Animals began to present themselves as they walked. A golden ruffed hawk floated directly above them, surrendering to an updraft. “That must be nice,” Dee said. “To just coast.”

“I glided once,” the Actor mumbled, but he wasn’t even sure if that was the right verb to describe what he had done once over a patch of the Mojave Desert, the sun like fire on his back.

They passed another sheep meadow, this one a much more ramshackle version of the one near Senderovsky’s estate. A black sheep was sunbathing on its haunches away from its comrades. That was me as a child, the Actor wanted to lie to her, but restrained himself. He had been sleepless and working through his own biography all of the previous night in preparation. They passed a rabbit who stopped in fear as they approached and craned his thin, breakable neck, his cottontail shaking miserably. Perhaps that too was me at some point, the Actor thought. But at which point? A deer on the road stopped, looked at them, then very slowly and elegantly lifted up one leg as if he was about to play the piano.

“A deer,” the Actor said. Great. He was identifying common animals now. “Beautiful,” he added to qualify it.

They passed a man petting a horse over a fence with great tenderness. “Hey, Echo,” the man was saying, looking deep into the saucers that showcased the vastness of the animal’s soul. (On the way back, they would see the horse, alone, looking them over expectantly and licking his sensitive, prehensile lips.) “You have a real pretty pony there,” Dee said to the besotted man, who waved friendly to them.

They passed a country family, their faces glum and consumptive, the kids wearing oatmeal-colored sweatshirts with the names of local public schools. The adults glared at them hatefully, assuming they were from the city, until Dee said, “Hi, y’all. They say it’s gonna get warmer any minute now.” And then there followed an exchange of waves and minor humanity. “Ed loves it when I engage like that,” Dee said to the Actor.

“I bet you keep him safe on your walks,” the Actor said.

“We passed a pickup with a Confederate flag that read HERITAGE NOT HATE. Hoo-boy, those folks looked about ready to murder Ed, until they saw me.” They both laughed.

“What would we eat if they murdered our chef?” the Actor said. “Oh, look at that. A box turtle.”

“She’s a snapper,” Dee said, bending down to the creature beginning her long and dangerous journey across the road. “Wonder what she’s up to. It’s too early for her to be traveling to lay eggs.”

“Poor thing’s going to get run over,” the Actor said. He decided to grab the prehistoric animal by the shell and carry her over to the other side of the road where a pond the consistency of split pea soup awaited her.

“Hold up, Ranger Rick,” Dee said. “Don’t just grab her like that. We had them alligator ones that could really take a finger off.” The Actor sighed. He wished he had had that level of engagement with nature growing up and the vocabulary to articulate it. Senderovsky’s little girl had said something strange the other day (among the many strange things she would say), “You can always trust nature.” He didn’t know if it was true, but he envied the little girl her youth in the country. He usually avoided roles that were set in the vast amphitheaters of the West because the silence of nonhumans mystified him. But Dee was now talking to the turtle.

“Here you go, honey,” she said. “Now I’m just taking you by the back of the shell, not going to touch your tail, sweet pea. Don’t want to hurt your spinal column.
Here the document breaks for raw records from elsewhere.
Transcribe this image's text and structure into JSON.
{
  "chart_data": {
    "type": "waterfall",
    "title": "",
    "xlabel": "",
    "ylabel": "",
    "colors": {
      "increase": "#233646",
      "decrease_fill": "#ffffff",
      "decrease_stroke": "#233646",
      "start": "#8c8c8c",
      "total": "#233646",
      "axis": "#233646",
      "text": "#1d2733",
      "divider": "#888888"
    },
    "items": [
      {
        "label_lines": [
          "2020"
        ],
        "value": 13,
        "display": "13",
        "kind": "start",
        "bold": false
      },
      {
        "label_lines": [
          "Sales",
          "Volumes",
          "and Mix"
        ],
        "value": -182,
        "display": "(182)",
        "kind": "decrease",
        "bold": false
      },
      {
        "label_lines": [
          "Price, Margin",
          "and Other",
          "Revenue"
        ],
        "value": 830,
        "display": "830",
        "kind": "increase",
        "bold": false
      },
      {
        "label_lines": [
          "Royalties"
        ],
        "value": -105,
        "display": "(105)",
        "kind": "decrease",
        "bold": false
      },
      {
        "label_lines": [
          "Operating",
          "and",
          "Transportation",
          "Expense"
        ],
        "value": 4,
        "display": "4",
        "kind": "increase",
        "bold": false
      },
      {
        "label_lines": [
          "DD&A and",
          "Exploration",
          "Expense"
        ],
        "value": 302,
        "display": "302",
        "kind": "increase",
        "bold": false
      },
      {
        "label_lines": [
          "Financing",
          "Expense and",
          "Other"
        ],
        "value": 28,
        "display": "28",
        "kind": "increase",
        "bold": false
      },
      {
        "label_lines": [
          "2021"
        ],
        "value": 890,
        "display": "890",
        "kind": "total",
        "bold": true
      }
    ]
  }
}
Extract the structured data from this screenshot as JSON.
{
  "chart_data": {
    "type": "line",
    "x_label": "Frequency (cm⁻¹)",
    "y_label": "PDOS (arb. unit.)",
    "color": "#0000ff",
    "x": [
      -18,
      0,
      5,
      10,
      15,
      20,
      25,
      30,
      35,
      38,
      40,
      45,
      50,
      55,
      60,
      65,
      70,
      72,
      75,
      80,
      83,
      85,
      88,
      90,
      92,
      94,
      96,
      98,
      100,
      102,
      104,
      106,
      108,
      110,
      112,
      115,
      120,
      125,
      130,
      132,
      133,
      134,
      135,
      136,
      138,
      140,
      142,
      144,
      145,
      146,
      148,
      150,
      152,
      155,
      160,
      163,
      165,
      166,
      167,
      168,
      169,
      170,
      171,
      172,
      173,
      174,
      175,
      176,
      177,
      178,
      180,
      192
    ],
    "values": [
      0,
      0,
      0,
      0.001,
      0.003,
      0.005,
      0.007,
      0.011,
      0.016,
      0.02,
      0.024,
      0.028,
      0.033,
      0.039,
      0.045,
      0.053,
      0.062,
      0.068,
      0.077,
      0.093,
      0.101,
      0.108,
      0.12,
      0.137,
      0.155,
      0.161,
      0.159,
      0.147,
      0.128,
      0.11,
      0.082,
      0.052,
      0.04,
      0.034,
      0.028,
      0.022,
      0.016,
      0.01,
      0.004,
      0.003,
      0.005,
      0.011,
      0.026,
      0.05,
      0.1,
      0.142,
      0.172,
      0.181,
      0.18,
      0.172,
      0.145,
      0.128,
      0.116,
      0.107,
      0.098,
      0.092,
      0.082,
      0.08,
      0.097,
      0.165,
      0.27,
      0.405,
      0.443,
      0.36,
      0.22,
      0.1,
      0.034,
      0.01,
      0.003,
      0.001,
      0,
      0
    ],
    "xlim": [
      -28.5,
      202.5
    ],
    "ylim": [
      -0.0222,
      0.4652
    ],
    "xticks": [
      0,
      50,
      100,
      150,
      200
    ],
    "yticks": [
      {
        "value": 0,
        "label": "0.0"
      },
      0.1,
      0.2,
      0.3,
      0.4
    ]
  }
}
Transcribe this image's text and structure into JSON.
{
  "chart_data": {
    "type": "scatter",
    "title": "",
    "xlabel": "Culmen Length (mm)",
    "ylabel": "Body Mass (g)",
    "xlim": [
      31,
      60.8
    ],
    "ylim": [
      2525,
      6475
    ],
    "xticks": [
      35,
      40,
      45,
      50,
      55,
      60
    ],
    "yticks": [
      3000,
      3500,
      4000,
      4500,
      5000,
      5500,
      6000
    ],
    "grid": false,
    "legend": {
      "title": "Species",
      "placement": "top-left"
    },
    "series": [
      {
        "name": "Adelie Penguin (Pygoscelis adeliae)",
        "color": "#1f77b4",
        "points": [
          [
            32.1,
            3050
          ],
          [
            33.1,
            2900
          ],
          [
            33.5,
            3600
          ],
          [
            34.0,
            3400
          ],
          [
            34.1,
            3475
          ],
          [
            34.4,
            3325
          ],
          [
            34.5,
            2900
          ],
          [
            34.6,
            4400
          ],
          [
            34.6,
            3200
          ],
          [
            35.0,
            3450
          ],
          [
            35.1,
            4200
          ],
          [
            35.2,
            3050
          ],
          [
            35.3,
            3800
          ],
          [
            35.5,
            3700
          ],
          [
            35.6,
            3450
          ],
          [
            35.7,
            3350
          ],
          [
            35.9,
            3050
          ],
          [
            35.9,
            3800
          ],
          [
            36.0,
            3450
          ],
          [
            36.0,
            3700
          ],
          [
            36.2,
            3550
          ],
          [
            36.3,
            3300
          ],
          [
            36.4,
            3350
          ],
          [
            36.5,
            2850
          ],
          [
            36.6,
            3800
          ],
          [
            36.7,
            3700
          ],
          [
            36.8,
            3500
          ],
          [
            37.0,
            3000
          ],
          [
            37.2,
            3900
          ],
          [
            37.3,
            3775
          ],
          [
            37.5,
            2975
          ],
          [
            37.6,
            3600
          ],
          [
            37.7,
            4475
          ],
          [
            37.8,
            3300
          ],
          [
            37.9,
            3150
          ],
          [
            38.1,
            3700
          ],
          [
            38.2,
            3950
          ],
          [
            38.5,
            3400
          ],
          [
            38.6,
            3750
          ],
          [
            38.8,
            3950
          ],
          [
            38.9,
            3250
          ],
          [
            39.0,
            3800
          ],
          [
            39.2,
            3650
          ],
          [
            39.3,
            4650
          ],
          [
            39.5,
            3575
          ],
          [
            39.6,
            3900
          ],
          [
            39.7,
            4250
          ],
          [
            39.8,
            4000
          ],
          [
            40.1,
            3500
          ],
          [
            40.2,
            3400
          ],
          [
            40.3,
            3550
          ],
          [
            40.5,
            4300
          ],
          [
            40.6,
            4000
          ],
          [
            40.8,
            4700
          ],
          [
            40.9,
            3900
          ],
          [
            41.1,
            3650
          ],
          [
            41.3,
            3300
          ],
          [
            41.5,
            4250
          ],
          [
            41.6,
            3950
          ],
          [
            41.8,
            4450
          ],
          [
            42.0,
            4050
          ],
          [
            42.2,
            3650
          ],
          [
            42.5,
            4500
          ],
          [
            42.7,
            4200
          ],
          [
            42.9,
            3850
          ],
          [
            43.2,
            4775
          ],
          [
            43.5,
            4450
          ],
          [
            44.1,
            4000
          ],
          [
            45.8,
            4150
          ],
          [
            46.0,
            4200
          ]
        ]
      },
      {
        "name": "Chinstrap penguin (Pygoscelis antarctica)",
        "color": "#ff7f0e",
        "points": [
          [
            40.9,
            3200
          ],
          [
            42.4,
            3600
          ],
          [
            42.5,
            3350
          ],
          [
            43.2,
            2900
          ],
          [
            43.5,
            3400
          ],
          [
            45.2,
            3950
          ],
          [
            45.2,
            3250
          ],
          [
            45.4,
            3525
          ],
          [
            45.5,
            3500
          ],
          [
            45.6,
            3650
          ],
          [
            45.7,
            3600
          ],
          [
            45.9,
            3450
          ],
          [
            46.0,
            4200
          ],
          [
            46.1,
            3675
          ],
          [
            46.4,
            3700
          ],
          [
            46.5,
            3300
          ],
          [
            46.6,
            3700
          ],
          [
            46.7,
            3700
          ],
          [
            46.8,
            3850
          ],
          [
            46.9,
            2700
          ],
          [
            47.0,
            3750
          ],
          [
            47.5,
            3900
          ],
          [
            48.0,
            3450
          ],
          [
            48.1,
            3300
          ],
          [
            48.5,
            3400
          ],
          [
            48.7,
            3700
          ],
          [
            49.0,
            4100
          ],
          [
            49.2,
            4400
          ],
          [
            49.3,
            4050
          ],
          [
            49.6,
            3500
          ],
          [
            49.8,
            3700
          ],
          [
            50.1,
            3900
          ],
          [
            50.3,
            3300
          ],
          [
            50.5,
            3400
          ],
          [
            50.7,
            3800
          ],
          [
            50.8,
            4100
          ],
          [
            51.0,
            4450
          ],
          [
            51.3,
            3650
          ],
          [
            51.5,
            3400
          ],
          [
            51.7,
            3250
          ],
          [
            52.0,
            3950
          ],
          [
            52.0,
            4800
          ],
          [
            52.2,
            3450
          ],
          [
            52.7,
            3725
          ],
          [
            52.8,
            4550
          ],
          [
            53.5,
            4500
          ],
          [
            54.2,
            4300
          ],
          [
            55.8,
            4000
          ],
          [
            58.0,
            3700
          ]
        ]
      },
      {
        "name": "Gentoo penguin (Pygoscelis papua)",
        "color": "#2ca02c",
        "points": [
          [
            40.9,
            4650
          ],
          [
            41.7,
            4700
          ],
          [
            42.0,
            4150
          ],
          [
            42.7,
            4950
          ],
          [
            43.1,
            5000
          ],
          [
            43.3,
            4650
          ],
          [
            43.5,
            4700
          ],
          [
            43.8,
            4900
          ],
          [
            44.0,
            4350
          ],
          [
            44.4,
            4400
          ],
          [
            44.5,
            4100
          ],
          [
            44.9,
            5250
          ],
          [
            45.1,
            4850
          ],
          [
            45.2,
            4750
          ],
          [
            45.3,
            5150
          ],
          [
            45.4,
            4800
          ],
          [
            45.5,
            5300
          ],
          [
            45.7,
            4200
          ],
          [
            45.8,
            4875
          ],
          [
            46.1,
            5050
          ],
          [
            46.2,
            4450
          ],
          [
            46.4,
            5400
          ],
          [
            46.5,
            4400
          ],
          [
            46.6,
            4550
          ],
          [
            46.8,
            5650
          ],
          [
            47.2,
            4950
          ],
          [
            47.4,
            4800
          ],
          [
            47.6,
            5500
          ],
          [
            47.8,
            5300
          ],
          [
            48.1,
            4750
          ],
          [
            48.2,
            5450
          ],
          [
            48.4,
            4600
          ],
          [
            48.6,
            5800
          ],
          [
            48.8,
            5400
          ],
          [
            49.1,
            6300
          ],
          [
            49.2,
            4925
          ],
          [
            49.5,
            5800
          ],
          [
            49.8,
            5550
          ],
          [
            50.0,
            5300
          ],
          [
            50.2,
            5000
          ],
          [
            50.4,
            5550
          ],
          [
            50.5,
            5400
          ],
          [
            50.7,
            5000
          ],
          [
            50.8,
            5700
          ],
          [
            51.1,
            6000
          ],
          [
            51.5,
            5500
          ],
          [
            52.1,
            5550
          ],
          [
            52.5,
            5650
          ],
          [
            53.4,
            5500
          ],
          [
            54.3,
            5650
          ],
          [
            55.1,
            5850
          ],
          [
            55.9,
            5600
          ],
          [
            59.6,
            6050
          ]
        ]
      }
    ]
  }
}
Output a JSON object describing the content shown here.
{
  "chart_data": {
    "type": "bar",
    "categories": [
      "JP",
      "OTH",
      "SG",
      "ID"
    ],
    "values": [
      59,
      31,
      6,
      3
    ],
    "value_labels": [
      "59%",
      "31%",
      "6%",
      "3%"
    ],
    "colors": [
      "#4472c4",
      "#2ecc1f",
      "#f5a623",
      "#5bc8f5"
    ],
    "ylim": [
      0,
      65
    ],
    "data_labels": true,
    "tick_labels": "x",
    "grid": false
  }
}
And now I’m turning you around just so I can drag you better. So you’re looking backward, but you’re going forward.” The Actor watched the animal’s Jurassic legs scramble against the tarmac as her shell left a wet trail across the road. She snapped her jowls behind her once, but soon succumbed to Dee’s measured motion.

A black pickup truck slowed down and would not pass until the operation was concluded. It sat there in the middle of the road, its engine growling with expectation. The animal’s eyeballs turned continuously within their scaly enclosures, showing all black or all white, and the Actor wondered if she was scared. He wanted to comfort the creature, but did not know how. To pet it? The shell was an obvious impediment, and nothing about “snapping turtle” suggested an easy exchange of warmth. One could only do what Dee was doing.